Fighting pollution and overcapacity, China is deregulating its energy sector, opening up one of the country’s biggest unexploited markets. Reforms will open up competition and create new markets for power generation and sales businesses.
In recent years, images of China’s rapid industrialisation have become all too familiar: from enormous factories, and infrastructure projects, to the ubiquitous smokestacks of the nation’s power plants. While China’s industrial and service sectors have increasingly adopted a free-market attitude, the lifeblood of China’s economy, energy generation, has been under strict control, driven by monopolies and government pricing restrictions – that is until now.
China is in the process of deregulating its energy sector, one of the last commanding heights of the central government. Electricity distribution, transmission, and sale reforms are urgently needed if China wishes to create a modern grid to support, rather than hinder, its changing economy.
Deregulating the dragon
Currently, 35 nations, representing 44% of global energy usage, have deregulated energy sectors. China makes 36, representing 25% of global energy use. Consequently, China’s reforms will see the majority of worldwide energy become deregulated for the first time.
Specifically, China is in the process of ending the monopoly of state-owned power distributors, by allowing end-users to negotiate directly with generators: “direct trading will bring end-users benefits as low coal prices and power over-supply push down rates.”
Instead of fixed flat-rate pricing from the government, China will ‘re-commodify’ electricity, by allowing generators to sell via regional power trading platforms. State-owned transmission companies will in turn operate as utilities and only charge a transmission fee.
The government is also evaluating the merits of an online payment system to aid consumer adoption and promote e-commerce. These reforms are also slated to create new investment and financial products, as Beijing is investigating the eventual implementation of electric power future and derivatives.
The electricity reforms began with a pilot project in Shenzhen in 2014, and was expanded to five more regions in 2015, with enterprises seeing savings of $854.6 million as result. Similarly, direct energy sales were expanded to seven more cities in 2015. The government is set to expand the program to ten more provincial, and one to two regional power grids in 2016 (including Beijing, Tianjin, Chongqing, and Guangdong), and the entire country by 2017. The government will be monitoring the progress of the pilot project until 2018.
Energy reforms needed to counter excess and wastage
As China’s supercharged economy surged ahead in the 2000’s, the central planning agency prioritised power plant construction, adding 80-100 GW annually from 2005-2010, despite China reducing energy usage by 19% over 2005 levels by 2010, as part of its efforts against climate change. This move was driven by fears of insufficient generating capacity holding back economic growth.
The problem China now faces is overcapacity, as the provinces have continued to add generating capacity, despite lower demand.

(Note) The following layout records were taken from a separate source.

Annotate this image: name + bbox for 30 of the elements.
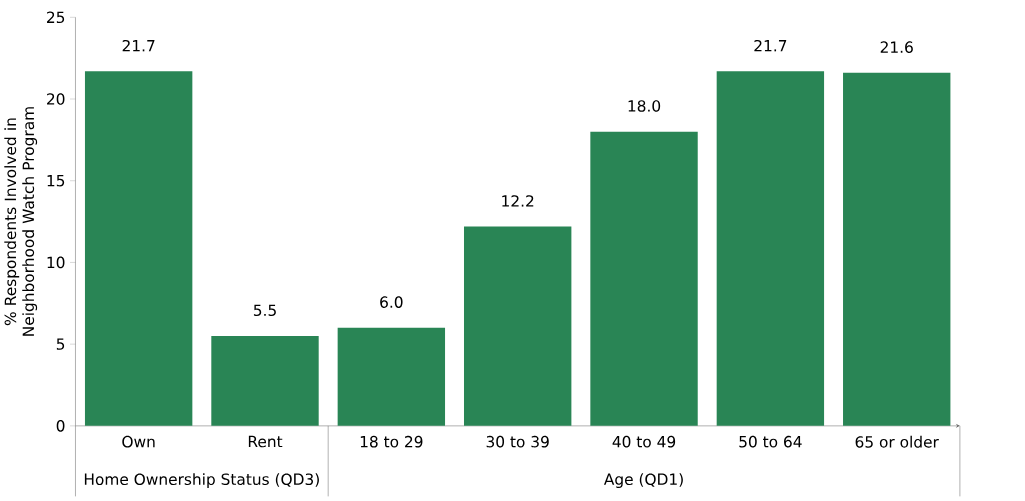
y-axis-title: % Respondents Involved in Neighborhood Watch Program xyxy=(4,107,38,336)
x-tick-label: 50 to 64 xyxy=(739,435,802,448)
bar xyxy=(84,71,193,426)
x-tick-label: 30 to 39 xyxy=(486,435,549,448)
bar xyxy=(590,131,698,426)
x-tick-label: 65 or older xyxy=(855,435,939,448)
data-label: 12.2 xyxy=(502,195,534,207)
text: Home Ownership Status (QD3) xyxy=(84,473,319,489)
text: Age (QD1) xyxy=(603,473,683,489)
y-tick-label: 15 xyxy=(47,175,65,187)
y-tick-label: 0 xyxy=(56,420,65,432)
y-tick-label: 20 xyxy=(47,93,65,105)
bar xyxy=(337,327,446,426)
bar xyxy=(463,226,572,426)
data-label: 21.6 xyxy=(880,41,913,54)
data-label: 21.7 xyxy=(754,39,787,52)
bar xyxy=(716,71,825,426)
data-label: 5.5 xyxy=(253,304,276,317)
x-tick-label: 18 to 29 xyxy=(360,435,423,448)
x-tick-label: Rent xyxy=(248,435,283,448)
bar xyxy=(211,336,319,426)
data-label: 18.0 xyxy=(628,100,661,112)
x-tick-label: 40 to 49 xyxy=(612,435,676,448)
y-tick-label: 25 xyxy=(47,11,65,24)
data-label: 21.7 xyxy=(122,39,155,52)
x-tick-label: Own xyxy=(122,435,155,448)
bar xyxy=(843,72,951,426)
y-tick-label: 5 xyxy=(56,338,65,350)
y-tick-label: 10 xyxy=(47,256,65,269)
data-label: 6.0 xyxy=(380,296,403,308)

Indeed there has been a 20% increase in the number of thermal power projects, despite lower demand, with 200 GW of additional capacity (more than all of Canada) to come online between 2015-2017.
This overcapacity has been compounded by the fact that industry uses 75% of China’s energy, and it is this very tier of the economy that is being streamlined as the country moves towards a more consumption-based economic model.
Despite, or indeed because of, this trend, the provinces have continued apace with power plant construction in order to maintain local growth, at the expense of national efficiency. A narrow focus on local jobs, combined with state-set electricity prices that have not been sufficiently adjusted to reflect low coal prices – have until now allowed new power plant projects to remain profitable despite a lack of demand.
Until now, the government has sought to deal with overcapacity by dictating generating quotas for producers. However, this has led to inefficiencies and under-utilised facilities, as China’s generating portfolio consists of thousands of old and dirty coal plants, alongside newer, cleaner ones, as well as a host of various alternative methods from nuclear to solar.
By shifting to a deregulated market, the government wants to use market forces to phase out less efficient and less environmentally friendly producers out of the market. With the market setting prices at various bidding increments, efficient producers will finally be able to fully utilise their assets, under-bidding less competitive producers. As a result, China’s oldest and dirtiest generators will be confined to operating at peak hours, thus reducing pollution, a major domestic security concern for the Chinese government.
Concern about pollution is a major motivation for the reform
Pollution is a central driving factor behind China’s efforts at energy reform, as cheap coal and overcapacity merely encourage wasteful consumption patterns. This frustrates the government’s efforts to improve energy efficiency and reduce pollution. Moreover, China’s large scale investments in wind and solar are being under-utilised under the current system, which is too static to effectively incorporate fluctuating green energy generation rates, resulting in waste and the increased threat of brownouts.
The bottom line of these reforms is that they will open up competition and create new markets for power generation and sales businesses. The private sector is thus being allowed to enter one of the last unexploited sectors of the Chinese economy. As of November 2015, some 300 companies have signed up. In the short to medium term, these reforms, aside from creating a blossoming of Chinese energy companies, will also create opportunities for consultant and IT firms to aid major energy consumers in transitioning to the new system.